According to Ajay Khandelwal, Fund Manager at Motilal Oswal AMC, who spoke at the Moneycontrol’s Mutual Fund Summit 2026 – Ahmedabad Edition, India’s earnings and investment cycle is progressively expanding, and the next stage of growth is probably going to come from mid- and small-cap companies rather than just the Nifty 50 heavyweights.
According to Khandelwal, earnings projections are still reasonable. “This year, we are assuming an earnings growth of about 12%. After commodities volatility, margins have stabilized, deleveraging has taken place, and the base is correct,” he stated.
He noted that more capital-light and scalable companies are driving the current cycle’s capacity expansion, in contrast to the previous one, which focused it in capital-intensive industries like cement, power, and roads. “Structural multiples have increased because capital intensity has decreased,” he stated.
Khandelwal explained why growth is moving outside of the Nifty 50 by pointing out that the Nifty firms’ share of India’s total profit pool has been continuously declining.

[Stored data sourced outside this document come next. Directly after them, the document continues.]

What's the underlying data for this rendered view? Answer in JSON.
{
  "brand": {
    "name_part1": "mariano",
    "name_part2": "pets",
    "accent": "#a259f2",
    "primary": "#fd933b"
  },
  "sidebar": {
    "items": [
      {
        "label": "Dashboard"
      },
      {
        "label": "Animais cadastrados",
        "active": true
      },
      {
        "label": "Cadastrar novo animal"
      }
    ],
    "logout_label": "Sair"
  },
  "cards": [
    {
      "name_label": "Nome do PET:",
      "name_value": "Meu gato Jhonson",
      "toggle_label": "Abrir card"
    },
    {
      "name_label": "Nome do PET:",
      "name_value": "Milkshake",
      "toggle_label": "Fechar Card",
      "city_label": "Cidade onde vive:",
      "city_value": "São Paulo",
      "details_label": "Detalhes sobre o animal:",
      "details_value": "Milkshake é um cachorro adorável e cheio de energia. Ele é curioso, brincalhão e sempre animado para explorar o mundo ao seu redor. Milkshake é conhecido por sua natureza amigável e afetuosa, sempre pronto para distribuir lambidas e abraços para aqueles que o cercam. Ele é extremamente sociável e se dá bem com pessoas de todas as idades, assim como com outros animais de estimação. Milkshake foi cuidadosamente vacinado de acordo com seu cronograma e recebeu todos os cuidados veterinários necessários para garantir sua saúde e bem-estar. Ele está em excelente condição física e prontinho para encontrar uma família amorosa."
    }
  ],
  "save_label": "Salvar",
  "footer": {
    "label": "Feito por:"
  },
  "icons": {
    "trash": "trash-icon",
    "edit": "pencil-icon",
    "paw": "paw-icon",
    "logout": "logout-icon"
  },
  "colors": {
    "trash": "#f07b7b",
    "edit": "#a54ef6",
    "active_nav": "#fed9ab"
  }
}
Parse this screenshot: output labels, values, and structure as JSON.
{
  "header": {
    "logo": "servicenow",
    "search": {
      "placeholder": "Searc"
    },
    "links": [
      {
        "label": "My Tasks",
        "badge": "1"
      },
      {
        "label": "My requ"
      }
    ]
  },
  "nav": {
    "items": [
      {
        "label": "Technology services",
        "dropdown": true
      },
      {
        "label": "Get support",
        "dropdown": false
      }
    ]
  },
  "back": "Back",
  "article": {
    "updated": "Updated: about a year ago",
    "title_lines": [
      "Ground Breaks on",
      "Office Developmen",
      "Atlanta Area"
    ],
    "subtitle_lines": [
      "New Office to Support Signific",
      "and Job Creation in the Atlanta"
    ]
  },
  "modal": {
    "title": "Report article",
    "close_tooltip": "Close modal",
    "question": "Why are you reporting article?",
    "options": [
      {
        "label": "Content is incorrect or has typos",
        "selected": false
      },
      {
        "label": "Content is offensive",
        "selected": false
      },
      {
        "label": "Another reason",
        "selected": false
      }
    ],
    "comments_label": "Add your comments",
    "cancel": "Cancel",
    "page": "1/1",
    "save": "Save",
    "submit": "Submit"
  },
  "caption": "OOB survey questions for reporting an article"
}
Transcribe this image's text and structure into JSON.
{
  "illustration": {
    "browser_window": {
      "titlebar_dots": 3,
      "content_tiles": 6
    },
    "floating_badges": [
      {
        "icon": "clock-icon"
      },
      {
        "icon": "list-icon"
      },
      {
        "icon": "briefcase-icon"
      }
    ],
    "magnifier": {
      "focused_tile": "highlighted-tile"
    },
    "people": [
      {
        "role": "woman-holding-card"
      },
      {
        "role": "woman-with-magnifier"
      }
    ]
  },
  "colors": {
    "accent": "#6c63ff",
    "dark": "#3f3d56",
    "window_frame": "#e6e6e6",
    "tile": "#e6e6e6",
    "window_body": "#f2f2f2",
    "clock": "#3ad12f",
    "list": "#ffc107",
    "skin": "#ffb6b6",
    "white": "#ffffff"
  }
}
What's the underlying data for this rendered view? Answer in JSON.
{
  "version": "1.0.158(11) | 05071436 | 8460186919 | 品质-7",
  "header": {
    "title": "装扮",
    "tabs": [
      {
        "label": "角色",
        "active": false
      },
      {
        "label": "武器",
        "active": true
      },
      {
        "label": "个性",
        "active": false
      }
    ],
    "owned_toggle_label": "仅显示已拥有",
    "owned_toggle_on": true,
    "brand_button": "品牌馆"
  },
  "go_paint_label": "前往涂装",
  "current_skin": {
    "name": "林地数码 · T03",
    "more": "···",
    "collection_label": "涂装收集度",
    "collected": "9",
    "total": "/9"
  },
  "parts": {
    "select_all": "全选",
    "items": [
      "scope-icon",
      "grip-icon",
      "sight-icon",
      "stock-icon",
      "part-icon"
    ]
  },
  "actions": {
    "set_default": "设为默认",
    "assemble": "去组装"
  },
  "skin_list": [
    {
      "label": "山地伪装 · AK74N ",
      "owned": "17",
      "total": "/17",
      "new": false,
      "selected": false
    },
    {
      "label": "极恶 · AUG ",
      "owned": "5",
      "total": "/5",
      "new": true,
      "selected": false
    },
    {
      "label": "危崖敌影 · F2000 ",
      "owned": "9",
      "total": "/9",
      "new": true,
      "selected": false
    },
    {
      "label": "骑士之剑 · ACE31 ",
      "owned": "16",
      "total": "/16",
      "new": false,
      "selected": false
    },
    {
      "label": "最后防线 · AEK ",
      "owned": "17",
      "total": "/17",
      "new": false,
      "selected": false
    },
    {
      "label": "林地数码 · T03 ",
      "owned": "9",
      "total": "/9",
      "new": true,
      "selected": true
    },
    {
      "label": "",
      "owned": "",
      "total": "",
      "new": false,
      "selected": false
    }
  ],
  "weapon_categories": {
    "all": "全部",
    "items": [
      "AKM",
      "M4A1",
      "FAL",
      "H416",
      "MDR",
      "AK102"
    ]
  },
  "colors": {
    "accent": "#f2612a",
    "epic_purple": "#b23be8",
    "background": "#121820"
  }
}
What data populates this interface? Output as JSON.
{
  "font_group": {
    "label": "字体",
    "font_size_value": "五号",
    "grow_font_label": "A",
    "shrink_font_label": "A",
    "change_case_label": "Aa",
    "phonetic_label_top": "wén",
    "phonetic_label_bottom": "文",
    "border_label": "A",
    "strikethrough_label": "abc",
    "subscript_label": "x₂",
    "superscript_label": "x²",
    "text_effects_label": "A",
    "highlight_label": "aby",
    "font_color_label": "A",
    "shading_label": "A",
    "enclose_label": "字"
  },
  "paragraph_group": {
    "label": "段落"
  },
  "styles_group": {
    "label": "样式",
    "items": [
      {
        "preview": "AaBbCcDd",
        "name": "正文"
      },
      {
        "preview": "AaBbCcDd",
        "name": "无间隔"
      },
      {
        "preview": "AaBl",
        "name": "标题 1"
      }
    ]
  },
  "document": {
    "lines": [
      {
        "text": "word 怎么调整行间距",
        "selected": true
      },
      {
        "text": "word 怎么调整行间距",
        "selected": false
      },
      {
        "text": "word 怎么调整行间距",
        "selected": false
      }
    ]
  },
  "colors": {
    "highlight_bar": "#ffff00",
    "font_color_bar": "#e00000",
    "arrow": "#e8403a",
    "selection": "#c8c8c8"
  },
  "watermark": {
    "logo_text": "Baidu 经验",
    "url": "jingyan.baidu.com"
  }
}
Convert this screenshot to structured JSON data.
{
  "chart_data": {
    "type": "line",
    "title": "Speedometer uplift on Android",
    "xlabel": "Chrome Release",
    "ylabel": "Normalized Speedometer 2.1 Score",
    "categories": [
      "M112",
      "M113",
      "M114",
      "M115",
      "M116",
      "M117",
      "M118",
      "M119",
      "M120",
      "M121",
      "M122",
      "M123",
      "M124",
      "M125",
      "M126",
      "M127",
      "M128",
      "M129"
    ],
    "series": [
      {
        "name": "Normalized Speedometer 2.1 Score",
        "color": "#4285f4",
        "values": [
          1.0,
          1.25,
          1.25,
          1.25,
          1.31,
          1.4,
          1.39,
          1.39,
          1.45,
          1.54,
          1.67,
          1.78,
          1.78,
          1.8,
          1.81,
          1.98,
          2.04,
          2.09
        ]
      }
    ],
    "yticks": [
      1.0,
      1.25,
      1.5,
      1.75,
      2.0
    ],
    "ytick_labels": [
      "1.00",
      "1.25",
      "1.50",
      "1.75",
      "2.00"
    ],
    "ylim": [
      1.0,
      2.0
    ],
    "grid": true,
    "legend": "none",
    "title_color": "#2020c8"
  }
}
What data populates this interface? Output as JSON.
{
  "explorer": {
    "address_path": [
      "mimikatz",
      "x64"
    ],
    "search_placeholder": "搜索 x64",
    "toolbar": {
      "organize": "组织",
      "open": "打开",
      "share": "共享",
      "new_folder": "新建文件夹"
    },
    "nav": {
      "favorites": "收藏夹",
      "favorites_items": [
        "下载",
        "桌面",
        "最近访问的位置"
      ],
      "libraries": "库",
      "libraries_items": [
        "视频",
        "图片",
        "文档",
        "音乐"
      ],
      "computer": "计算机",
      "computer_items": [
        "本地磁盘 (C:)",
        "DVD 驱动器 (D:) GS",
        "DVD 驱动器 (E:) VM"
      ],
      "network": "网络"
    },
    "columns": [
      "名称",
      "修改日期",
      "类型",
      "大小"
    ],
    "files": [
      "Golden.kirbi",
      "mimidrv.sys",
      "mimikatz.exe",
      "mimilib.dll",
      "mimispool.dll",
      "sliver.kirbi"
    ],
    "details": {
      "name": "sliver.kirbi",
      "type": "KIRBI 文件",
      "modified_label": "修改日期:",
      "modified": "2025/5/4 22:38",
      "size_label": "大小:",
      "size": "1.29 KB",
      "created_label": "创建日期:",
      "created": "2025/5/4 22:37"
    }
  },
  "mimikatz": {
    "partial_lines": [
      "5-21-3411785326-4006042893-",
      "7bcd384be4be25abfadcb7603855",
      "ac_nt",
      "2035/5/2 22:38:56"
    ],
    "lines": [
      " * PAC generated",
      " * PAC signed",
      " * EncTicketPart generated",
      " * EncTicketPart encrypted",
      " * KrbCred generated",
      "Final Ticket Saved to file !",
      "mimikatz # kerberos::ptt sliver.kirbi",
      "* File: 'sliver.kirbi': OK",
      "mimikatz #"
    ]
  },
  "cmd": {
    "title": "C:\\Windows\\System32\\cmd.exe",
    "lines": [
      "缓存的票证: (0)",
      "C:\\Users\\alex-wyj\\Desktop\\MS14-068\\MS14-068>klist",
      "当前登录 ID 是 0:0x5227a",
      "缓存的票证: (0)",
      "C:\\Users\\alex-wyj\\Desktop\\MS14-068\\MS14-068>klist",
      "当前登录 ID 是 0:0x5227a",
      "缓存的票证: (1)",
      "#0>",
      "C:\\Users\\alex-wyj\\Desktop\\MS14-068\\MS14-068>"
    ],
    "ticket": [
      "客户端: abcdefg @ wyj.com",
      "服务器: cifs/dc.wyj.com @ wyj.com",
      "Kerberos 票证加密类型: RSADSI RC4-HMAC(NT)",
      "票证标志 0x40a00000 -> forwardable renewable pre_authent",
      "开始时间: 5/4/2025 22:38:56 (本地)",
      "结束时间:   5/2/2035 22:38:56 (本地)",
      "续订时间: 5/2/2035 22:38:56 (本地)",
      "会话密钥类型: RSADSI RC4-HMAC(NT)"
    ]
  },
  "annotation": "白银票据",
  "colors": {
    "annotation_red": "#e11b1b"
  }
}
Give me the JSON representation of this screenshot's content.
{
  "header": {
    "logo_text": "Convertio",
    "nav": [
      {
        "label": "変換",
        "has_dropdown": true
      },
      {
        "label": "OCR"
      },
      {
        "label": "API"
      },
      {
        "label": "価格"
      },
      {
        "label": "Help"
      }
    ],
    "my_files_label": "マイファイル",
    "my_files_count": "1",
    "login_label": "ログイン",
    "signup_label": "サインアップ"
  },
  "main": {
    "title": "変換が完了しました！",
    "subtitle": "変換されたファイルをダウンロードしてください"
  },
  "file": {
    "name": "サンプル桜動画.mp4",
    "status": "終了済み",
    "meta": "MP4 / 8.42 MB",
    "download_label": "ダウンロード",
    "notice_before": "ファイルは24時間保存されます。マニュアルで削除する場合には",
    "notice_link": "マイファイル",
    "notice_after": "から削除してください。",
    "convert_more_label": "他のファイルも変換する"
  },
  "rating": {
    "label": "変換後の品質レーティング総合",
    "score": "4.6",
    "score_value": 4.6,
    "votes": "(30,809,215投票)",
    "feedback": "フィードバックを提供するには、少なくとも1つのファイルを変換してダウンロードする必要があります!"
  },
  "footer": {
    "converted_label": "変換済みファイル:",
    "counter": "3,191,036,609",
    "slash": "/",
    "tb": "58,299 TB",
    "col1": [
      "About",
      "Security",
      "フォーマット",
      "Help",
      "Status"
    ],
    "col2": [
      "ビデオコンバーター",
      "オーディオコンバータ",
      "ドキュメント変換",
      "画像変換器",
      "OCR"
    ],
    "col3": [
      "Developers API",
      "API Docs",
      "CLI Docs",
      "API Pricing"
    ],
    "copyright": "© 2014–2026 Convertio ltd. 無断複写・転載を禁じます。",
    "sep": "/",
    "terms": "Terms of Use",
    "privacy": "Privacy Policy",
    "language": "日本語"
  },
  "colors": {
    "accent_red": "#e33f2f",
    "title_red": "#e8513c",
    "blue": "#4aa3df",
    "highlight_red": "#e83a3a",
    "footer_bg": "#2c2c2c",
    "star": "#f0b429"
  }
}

“Nifty 50 companies accounted for almost 65% of profits fifteen years ago. That figure is more like 55% now. He stated that “profit growth is obviously coming from beyond the Nifty,” citing manufacturing, industrial, and consumer businesses as the main drivers of this change.
Regarding volatility, Khandelwal rejected the notion that large stock movements are exclusive to small-caps. When earnings fall short of expectations, even large-cap stocks see sharp drops. He stated, “Volatility is across segments.”
Khandelwal shared his contrarian predictions, stating that despite recent underperformance, Motilal Oswal AMC is still positive on IT companies. “We have high hopes for IT. Although AI adoption is still in its infancy, he continued, “things are evolving extremely quickly.”